En ce qui concerne le personnage d’Étienne, j’avoue avoir eu, par moment, du mal avec lui. C’est sans doute parce qu’il se laisse avoir, à un moment du récit, et qu’il se perd en chemin. Ça donne à ce moment-là l’impression que c’est un personnage faible, trop torturé par ses propres questions pour parvenir à comprendre ce qui est arrivé à Loeve. En vérité, Étienne a justement besoin de se perdre pour mieux comprendre ce qui arrive, à lui et aux autres, et aussi pour mieux saisir tous les enjeux qui se trouvent derrière tous les mystères auxquels il est confronté. C’est un personnage à qui on finit par s’attacher, avec du temps. Je pense d’ailleurs que ce temps est nécessaire, voulu par l’auteur. Il faut apprendre à connaître Étienne pour l’apprécier, un peu comme un ami. Cela n’est pas inné.

À l’âge de dix ans, déjà, j’avais fait une expérience semblable, peu après que mon père était parti vivre à Grenoble, nous laissant seuls à Rouen, ma mère et moi. Je devais être à l’arrière d’une voiture, avec ma mère. En jetant un coup d’œil à travers la vitre, j’ai vu le ciel noir menaçant, et j’ai eu cette même impression de me retrouver en plein cauchemar. Une bouffée d’angoisse m’a envahi, j’ai eu la nausée, et j’ai pensé à la mort. J’ai pensé qu’un jour, je m’endormirais pour toujours. Et je me suis dit que s’il peut être agréable de revenir à la réalité après une nuit de sommeil en se disant ce n’était qu’un rêve, un jour viendrait où je ne me réveillerais pas. Je ne sentirais plus rien, je ne penserais plus rien. J’oublierais le monde, les autres, et je ne me souviendrais même plus d’avoir jamais existé. Je ne serais plus rien. Alors, aurais-je réellement été quelque chose ? Que valent les quelques années d’une vie comparées à l’éternité que je passerais dans le néant ? Rien. En somme, c’était ma vie qui n’était qu’un rêve. Voilà ce que j’ai ressenti dès l’âge de dix ans, ce que j’ai éprouvé plus que je ne l’ai pensé. Cette angoisse de la mort ne m’a jamais vraiment quitté, et je la traînais encore avec moi à l’âge de dix-huit as.

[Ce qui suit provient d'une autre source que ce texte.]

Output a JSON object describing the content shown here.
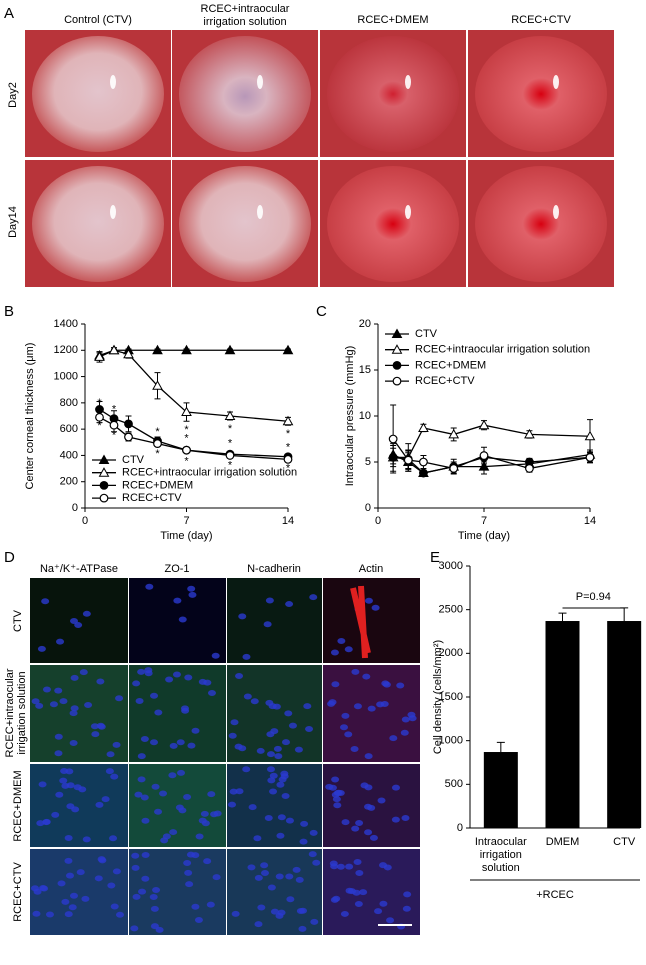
{
  "figure": {
    "panel_labels": [
      "A",
      "B",
      "C",
      "D",
      "E"
    ],
    "panel_a": {
      "columns": [
        "Control (CTV)",
        "RCEC+intraocular",
        "irrigation solution",
        "RCEC+DMEM",
        "RCEC+CTV"
      ],
      "rows": [
        "Day2",
        "Day14"
      ]
    },
    "panel_d": {
      "columns": [
        "Na⁺/K⁺-ATPase",
        "ZO-1",
        "N-cadherin",
        "Actin"
      ],
      "rows": [
        "CTV",
        "RCEC+intraocular",
        "irrigation solution",
        "RCEC+DMEM",
        "RCEC+CTV"
      ]
    }
  },
  "chart_data": [
    {
      "type": "line",
      "y_label": "Center corneal thickness (μm)",
      "x_label": "Time (day)",
      "x": [
        1,
        2,
        3,
        5,
        7,
        10,
        14
      ],
      "xlim": [
        0,
        14
      ],
      "xticks": [
        0,
        7,
        14
      ],
      "ylim": [
        0,
        1400
      ],
      "yticks": [
        0,
        200,
        400,
        600,
        800,
        1000,
        1200,
        1400
      ],
      "legend": "lower left",
      "significance_label": "*",
      "series": [
        {
          "name": "CTV",
          "color": "#000000",
          "marker": "triangle-filled",
          "values": [
            1160,
            1200,
            1200,
            1200,
            1200,
            1200,
            1200
          ],
          "errors": [
            20,
            10,
            10,
            10,
            10,
            10,
            10
          ],
          "significant": [
            false,
            false,
            false,
            false,
            false,
            false,
            false
          ],
          "significance_position": "above"
        },
        {
          "name": "RCEC+intraocular irrigation solution",
          "color": "#000000",
          "marker": "triangle-open",
          "values": [
            1150,
            1200,
            1170,
            930,
            730,
            700,
            660
          ],
          "errors": [
            40,
            20,
            30,
            100,
            70,
            30,
            30
          ],
          "significant": [
            false,
            false,
            false,
            false,
            true,
            true,
            true
          ],
          "significance_position": "above"
        },
        {
          "name": "RCEC+DMEM",
          "color": "#000000",
          "marker": "circle-filled",
          "values": [
            750,
            680,
            640,
            510,
            440,
            410,
            390
          ],
          "errors": [
            60,
            60,
            60,
            30,
            20,
            20,
            20
          ],
          "significant": [
            true,
            true,
            true,
            true,
            true,
            true,
            true
          ],
          "significance_position": "above"
        },
        {
          "name": "RCEC+CTV",
          "color": "#000000",
          "marker": "circle-open",
          "values": [
            690,
            630,
            540,
            490,
            440,
            400,
            370
          ],
          "errors": [
            40,
            50,
            30,
            20,
            20,
            20,
            20
          ],
          "significant": [
            true,
            true,
            true,
            true,
            true,
            true,
            true
          ],
          "significance_position": "below"
        }
      ]
    },
    {
      "type": "line",
      "y_label": "Intraocular pressure (mmHg)",
      "x_label": "Time (day)",
      "x": [
        1,
        2,
        3,
        5,
        7,
        10,
        14
      ],
      "xlim": [
        0,
        14
      ],
      "xticks": [
        0,
        7,
        14
      ],
      "ylim": [
        0,
        20
      ],
      "yticks": [
        0,
        5,
        10,
        15,
        20
      ],
      "legend": "upper left",
      "series": [
        {
          "name": "CTV",
          "color": "#000000",
          "marker": "triangle-filled",
          "values": [
            5.8,
            5.0,
            3.8,
            4.5,
            4.5,
            4.8,
            5.8
          ],
          "errors": [
            1.0,
            1.0,
            0.3,
            0.8,
            0.8,
            0.5,
            0.5
          ]
        },
        {
          "name": "RCEC+intraocular irrigation solution",
          "color": "#000000",
          "marker": "triangle-open",
          "values": [
            5.5,
            5.5,
            8.7,
            8.0,
            9.0,
            8.0,
            7.8
          ],
          "errors": [
            1.5,
            1.5,
            0.4,
            0.7,
            0.5,
            0.4,
            1.8
          ]
        },
        {
          "name": "RCEC+DMEM",
          "color": "#000000",
          "marker": "circle-filled",
          "values": [
            5.5,
            5.3,
            3.8,
            4.5,
            5.5,
            5.0,
            5.5
          ],
          "errors": [
            1.0,
            1.0,
            0.3,
            0.5,
            0.5,
            0.4,
            0.5
          ]
        },
        {
          "name": "RCEC+CTV",
          "color": "#000000",
          "marker": "circle-open",
          "values": [
            7.5,
            5.2,
            5.0,
            4.3,
            5.7,
            4.3,
            5.5
          ],
          "errors": [
            3.7,
            1.0,
            0.7,
            0.5,
            0.9,
            0.4,
            0.6
          ]
        }
      ]
    },
    {
      "type": "bar",
      "y_label": "Cell density (cells/mm²)",
      "categories": [
        "Intraocular irrigation solution",
        "DMEM",
        "CTV"
      ],
      "values": [
        870,
        2370,
        2370
      ],
      "errors": [
        110,
        90,
        150
      ],
      "color": "#000000",
      "ylim": [
        0,
        3000
      ],
      "yticks": [
        0,
        500,
        1000,
        1500,
        2000,
        2500,
        3000
      ],
      "annotation": "P=0.94",
      "group_label": "+RCEC"
    }
  ]
}
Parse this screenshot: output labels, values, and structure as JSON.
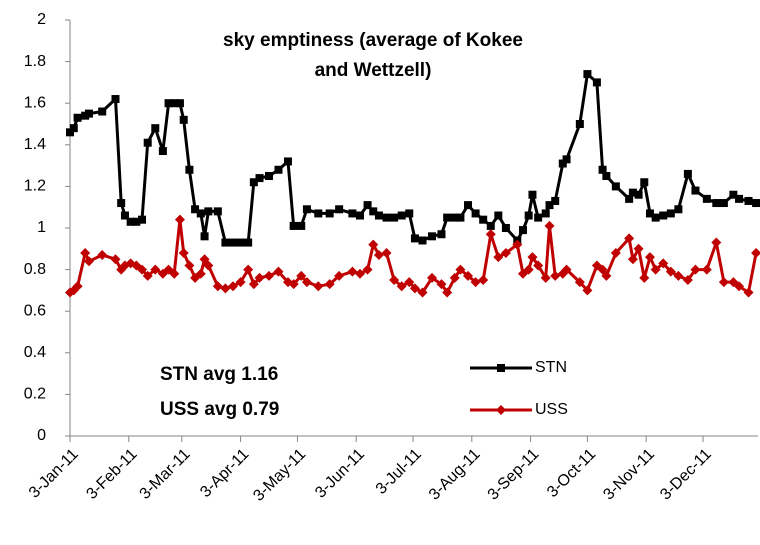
{
  "chart_data": {
    "type": "line",
    "title": "sky emptiness (average of Kokee and Wettzell)",
    "annotations": [
      "STN avg 1.16",
      "USS avg 0.79"
    ],
    "x": [
      "2011-01-03",
      "2011-01-05",
      "2011-01-07",
      "2011-01-11",
      "2011-01-13",
      "2011-01-20",
      "2011-01-27",
      "2011-01-30",
      "2011-02-01",
      "2011-02-04",
      "2011-02-07",
      "2011-02-10",
      "2011-02-13",
      "2011-02-17",
      "2011-02-21",
      "2011-02-24",
      "2011-02-27",
      "2011-03-02",
      "2011-03-04",
      "2011-03-07",
      "2011-03-10",
      "2011-03-13",
      "2011-03-15",
      "2011-03-17",
      "2011-03-22",
      "2011-03-26",
      "2011-03-30",
      "2011-04-03",
      "2011-04-07",
      "2011-04-10",
      "2011-04-13",
      "2011-04-18",
      "2011-04-23",
      "2011-04-28",
      "2011-05-01",
      "2011-05-05",
      "2011-05-08",
      "2011-05-14",
      "2011-05-20",
      "2011-05-25",
      "2011-06-01",
      "2011-06-05",
      "2011-06-09",
      "2011-06-12",
      "2011-06-15",
      "2011-06-19",
      "2011-06-23",
      "2011-06-27",
      "2011-07-01",
      "2011-07-04",
      "2011-07-08",
      "2011-07-13",
      "2011-07-18",
      "2011-07-21",
      "2011-07-25",
      "2011-07-28",
      "2011-08-01",
      "2011-08-05",
      "2011-08-09",
      "2011-08-13",
      "2011-08-17",
      "2011-08-21",
      "2011-08-27",
      "2011-08-30",
      "2011-09-02",
      "2011-09-04",
      "2011-09-07",
      "2011-09-11",
      "2011-09-13",
      "2011-09-16",
      "2011-09-20",
      "2011-09-22",
      "2011-09-29",
      "2011-10-03",
      "2011-10-08",
      "2011-10-11",
      "2011-10-13",
      "2011-10-18",
      "2011-10-25",
      "2011-10-27",
      "2011-10-30",
      "2011-11-02",
      "2011-11-05",
      "2011-11-08",
      "2011-11-12",
      "2011-11-16",
      "2011-11-20",
      "2011-11-25",
      "2011-11-29",
      "2011-12-05",
      "2011-12-10",
      "2011-12-14",
      "2011-12-19",
      "2011-12-22",
      "2011-12-27",
      "2011-12-31"
    ],
    "series": [
      {
        "name": "STN",
        "color": "#000000",
        "marker": "square",
        "values": [
          1.46,
          1.48,
          1.53,
          1.54,
          1.55,
          1.56,
          1.62,
          1.12,
          1.06,
          1.03,
          1.03,
          1.04,
          1.41,
          1.48,
          1.37,
          1.6,
          1.6,
          1.6,
          1.52,
          1.28,
          1.09,
          1.07,
          0.96,
          1.08,
          1.08,
          0.93,
          0.93,
          0.93,
          0.93,
          1.22,
          1.24,
          1.25,
          1.28,
          1.32,
          1.01,
          1.01,
          1.09,
          1.07,
          1.07,
          1.09,
          1.07,
          1.06,
          1.11,
          1.08,
          1.06,
          1.05,
          1.05,
          1.06,
          1.07,
          0.95,
          0.94,
          0.96,
          0.97,
          1.05,
          1.05,
          1.05,
          1.11,
          1.07,
          1.04,
          1.01,
          1.06,
          1.0,
          0.94,
          0.99,
          1.06,
          1.16,
          1.05,
          1.07,
          1.11,
          1.13,
          1.31,
          1.33,
          1.5,
          1.74,
          1.7,
          1.28,
          1.25,
          1.2,
          1.14,
          1.17,
          1.16,
          1.22,
          1.07,
          1.05,
          1.06,
          1.07,
          1.09,
          1.26,
          1.18,
          1.14,
          1.12,
          1.12,
          1.16,
          1.14,
          1.13,
          1.12
        ]
      },
      {
        "name": "USS",
        "color": "#c00000",
        "marker": "diamond",
        "values": [
          0.69,
          0.7,
          0.72,
          0.88,
          0.84,
          0.87,
          0.85,
          0.8,
          0.82,
          0.83,
          0.82,
          0.8,
          0.77,
          0.8,
          0.78,
          0.8,
          0.78,
          1.04,
          0.88,
          0.82,
          0.76,
          0.78,
          0.85,
          0.82,
          0.72,
          0.71,
          0.72,
          0.74,
          0.8,
          0.73,
          0.76,
          0.77,
          0.79,
          0.74,
          0.73,
          0.77,
          0.74,
          0.72,
          0.73,
          0.77,
          0.79,
          0.78,
          0.8,
          0.92,
          0.87,
          0.88,
          0.75,
          0.72,
          0.74,
          0.71,
          0.69,
          0.76,
          0.73,
          0.69,
          0.76,
          0.8,
          0.77,
          0.74,
          0.75,
          0.97,
          0.86,
          0.88,
          0.92,
          0.78,
          0.8,
          0.86,
          0.82,
          0.76,
          1.01,
          0.77,
          0.78,
          0.8,
          0.74,
          0.7,
          0.82,
          0.8,
          0.77,
          0.88,
          0.95,
          0.85,
          0.9,
          0.76,
          0.86,
          0.8,
          0.83,
          0.79,
          0.77,
          0.75,
          0.8,
          0.8,
          0.93,
          0.74,
          0.74,
          0.72,
          0.69,
          0.88
        ]
      }
    ],
    "xlim": [
      "2011-01-03",
      "2012-01-01"
    ],
    "xticks": [
      {
        "value": "2011-01-03",
        "label": "3-Jan-11"
      },
      {
        "value": "2011-02-03",
        "label": "3-Feb-11"
      },
      {
        "value": "2011-03-03",
        "label": "3-Mar-11"
      },
      {
        "value": "2011-04-03",
        "label": "3-Apr-11"
      },
      {
        "value": "2011-05-03",
        "label": "3-May-11"
      },
      {
        "value": "2011-06-03",
        "label": "3-Jun-11"
      },
      {
        "value": "2011-07-03",
        "label": "3-Jul-11"
      },
      {
        "value": "2011-08-03",
        "label": "3-Aug-11"
      },
      {
        "value": "2011-09-03",
        "label": "3-Sep-11"
      },
      {
        "value": "2011-10-03",
        "label": "3-Oct-11"
      },
      {
        "value": "2011-11-03",
        "label": "3-Nov-11"
      },
      {
        "value": "2011-12-03",
        "label": "3-Dec-11"
      }
    ],
    "ylim": [
      0,
      2
    ],
    "yticks": [
      0,
      0.2,
      0.4,
      0.6,
      0.8,
      1,
      1.2,
      1.4,
      1.6,
      1.8,
      2
    ],
    "grid": false
  }
}
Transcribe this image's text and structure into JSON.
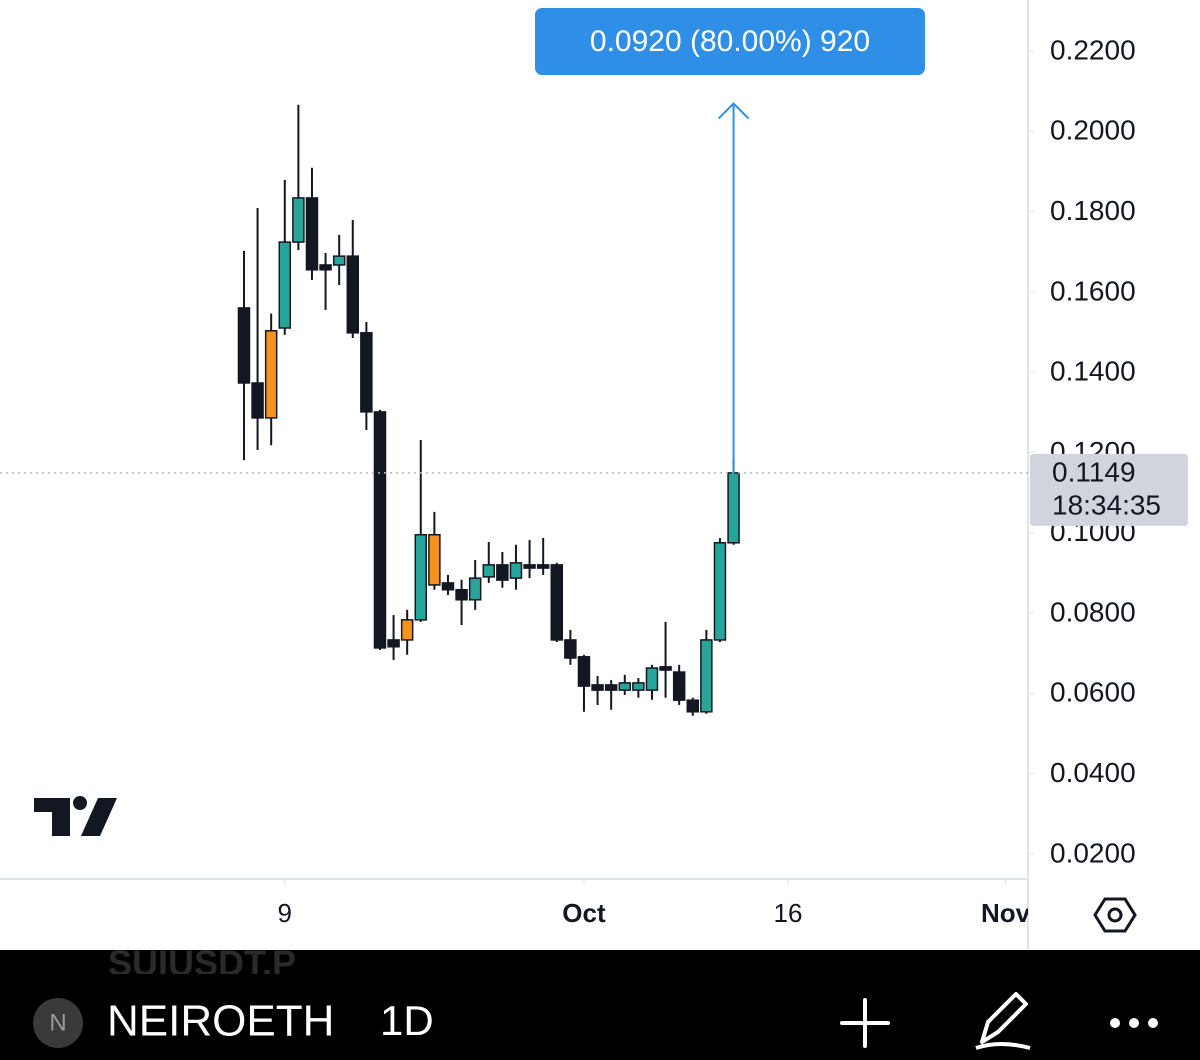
{
  "chart_data": {
    "type": "candlestick",
    "x": [
      0,
      1,
      2,
      3,
      4,
      5,
      6,
      7,
      8,
      9,
      10,
      11,
      12,
      13,
      14,
      15,
      16,
      17,
      18,
      19,
      20,
      21,
      22,
      23,
      24,
      25,
      26,
      27,
      28,
      29,
      30,
      31,
      32,
      33,
      34,
      35,
      36
    ],
    "open": [
      0.156,
      0.1373,
      0.1286,
      0.151,
      0.1724,
      0.1834,
      0.1667,
      0.1667,
      0.1689,
      0.1498,
      0.1301,
      0.0733,
      0.0733,
      0.0783,
      0.0995,
      0.0875,
      0.0858,
      0.0833,
      0.089,
      0.092,
      0.0887,
      0.092,
      0.092,
      0.092,
      0.0733,
      0.0691,
      0.0621,
      0.0621,
      0.0608,
      0.0608,
      0.0608,
      0.0666,
      0.0653,
      0.0583,
      0.0554,
      0.0733,
      0.0975
    ],
    "high": [
      0.1702,
      0.1809,
      0.1546,
      0.1879,
      0.2066,
      0.1909,
      0.1697,
      0.1742,
      0.1779,
      0.1525,
      0.1306,
      0.0795,
      0.0808,
      0.1231,
      0.1052,
      0.0895,
      0.0883,
      0.0932,
      0.0977,
      0.0952,
      0.097,
      0.0982,
      0.0987,
      0.0925,
      0.0758,
      0.0696,
      0.0643,
      0.0633,
      0.0646,
      0.0638,
      0.0671,
      0.0778,
      0.0671,
      0.0589,
      0.0758,
      0.0987,
      0.1186
    ],
    "low": [
      0.1181,
      0.1206,
      0.1218,
      0.1493,
      0.1704,
      0.163,
      0.1555,
      0.1617,
      0.1485,
      0.1256,
      0.0708,
      0.0683,
      0.0696,
      0.0778,
      0.0858,
      0.0845,
      0.077,
      0.0808,
      0.0875,
      0.0863,
      0.0858,
      0.0887,
      0.0895,
      0.0728,
      0.0671,
      0.0554,
      0.0571,
      0.0559,
      0.0596,
      0.0589,
      0.0584,
      0.0589,
      0.0571,
      0.0544,
      0.0549,
      0.0728,
      0.097
    ],
    "close": [
      0.1373,
      0.1286,
      0.1503,
      0.1724,
      0.1834,
      0.1655,
      0.1655,
      0.1689,
      0.1498,
      0.1301,
      0.0713,
      0.0716,
      0.0783,
      0.0995,
      0.087,
      0.0858,
      0.0833,
      0.0887,
      0.092,
      0.0882,
      0.0925,
      0.0912,
      0.0912,
      0.0733,
      0.0688,
      0.0618,
      0.0608,
      0.0608,
      0.0626,
      0.0626,
      0.0663,
      0.0658,
      0.0583,
      0.0554,
      0.0733,
      0.0975,
      0.1149
    ],
    "colors": [
      "#131722",
      "#131722",
      "#f7931a",
      "#26a69a",
      "#26a69a",
      "#131722",
      "#131722",
      "#26a69a",
      "#131722",
      "#131722",
      "#131722",
      "#131722",
      "#f7931a",
      "#26a69a",
      "#f7931a",
      "#131722",
      "#131722",
      "#26a69a",
      "#26a69a",
      "#131722",
      "#26a69a",
      "#131722",
      "#131722",
      "#131722",
      "#131722",
      "#131722",
      "#131722",
      "#131722",
      "#26a69a",
      "#26a69a",
      "#26a69a",
      "#131722",
      "#131722",
      "#131722",
      "#26a69a",
      "#26a69a",
      "#26a69a"
    ],
    "xlim": [
      -17.94,
      57.65
    ],
    "xticks": [
      {
        "value": 3,
        "label": "9"
      },
      {
        "value": 25,
        "label": "Oct"
      },
      {
        "value": 40,
        "label": "16"
      },
      {
        "value": 56,
        "label": "Nov"
      }
    ],
    "ylim": [
      0.014,
      0.2327
    ],
    "yticks": [
      {
        "value": 0.02,
        "label": "0.0200"
      },
      {
        "value": 0.04,
        "label": "0.0400"
      },
      {
        "value": 0.06,
        "label": "0.0600"
      },
      {
        "value": 0.08,
        "label": "0.0800"
      },
      {
        "value": 0.1,
        "label": "0.1000"
      },
      {
        "value": 0.12,
        "label": "0.1200"
      },
      {
        "value": 0.14,
        "label": "0.1400"
      },
      {
        "value": 0.16,
        "label": "0.1600"
      },
      {
        "value": 0.18,
        "label": "0.1800"
      },
      {
        "value": 0.2,
        "label": "0.2000"
      },
      {
        "value": 0.22,
        "label": "0.2200"
      }
    ],
    "last_price": 0.1149,
    "countdown": "18:34:35",
    "measure": {
      "label": "0.0920 (80.00%) 920",
      "from": 0.1149,
      "to": 0.2069,
      "color": "#2f8fe6"
    }
  },
  "toolbar": {
    "ghost_symbol": "SUIUSDT.P",
    "icon_letter": "N",
    "symbol": "NEIROETH",
    "interval": "1D"
  }
}
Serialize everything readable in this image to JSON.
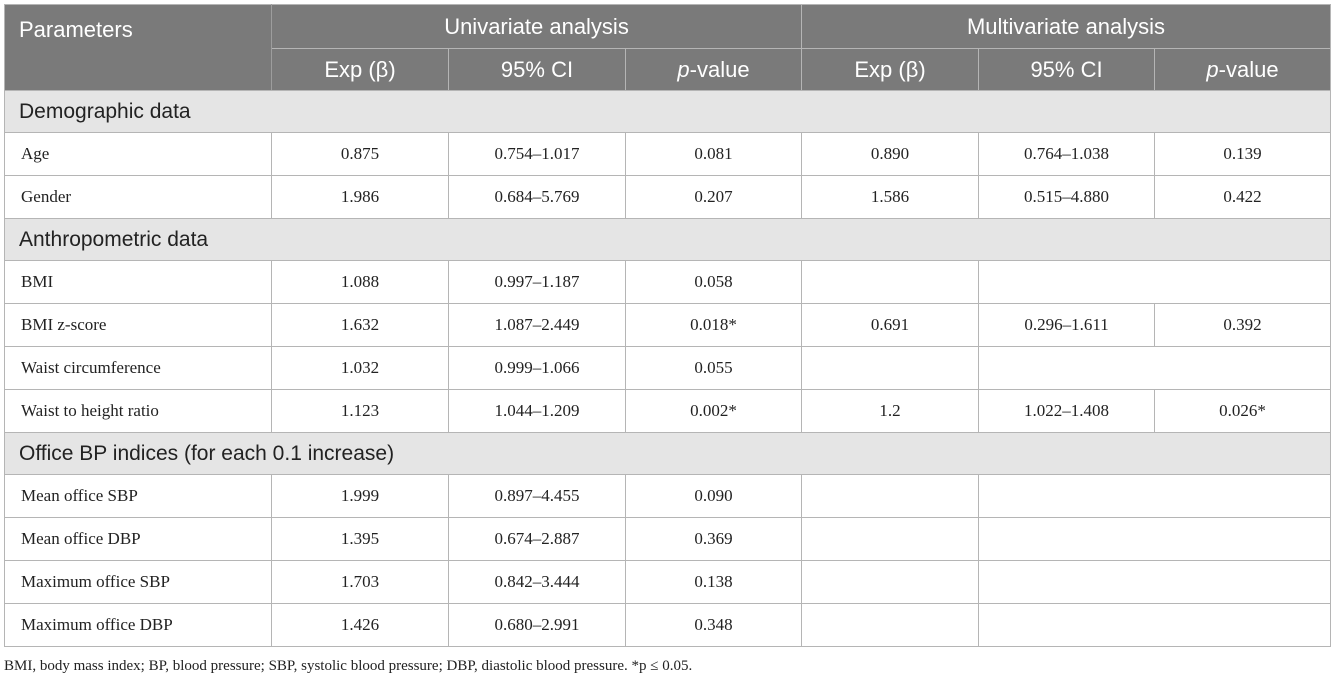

A contrario, le professeur Loeve apparaît immédiatement sympathique. Il représente le professeur de philosophie qu’on aimerait tous avoir un jour. Non seulement c’est quelqu’un qui écoute, mais en plus il se sert des connaissances, des avis d’autrui pour le faire réfléchir. Il est lui aussi très pédagogue, à l’image de l’auteur, et surtout il fascine tout le monde par l’aura de mystère et de sagesse qui se dégage de lui.  Son attitude calme malgré tout est assez stupéfiante, et c’est le personnage dont on a envie d’en apprendre plus. De même, j’ai beaucoup aimé le personnage de Cali, le meilleur ami d’Étienne, qui m’a tout de suite plu avec ses idées qui semblent parfois loufoques, mais aussi intelligentes par moments. C’est le personnage complotiste de la bande, et il s’avère qu’il ne raconte pas que des bêtises, que son savoir peut aussi servir. C’est un ami fidèle qui ferait n’importe quoi pour les siens. Sa loyauté est touchante. Enfin, en ce qui concerne Phalène, mon avis est plus mitigé, tout simplement parce que je ne savais à quoi m’attendre avec son personnage pendant une partie du roman. Autant on comprend rapidement que les intentions de Cali sont louables, autant celles de Phalène me paraissaient assez floues, si bien que je ne savais pas à quoi m’attendre avec elle. Je vous laisse donc vous faire votre avis sur elle.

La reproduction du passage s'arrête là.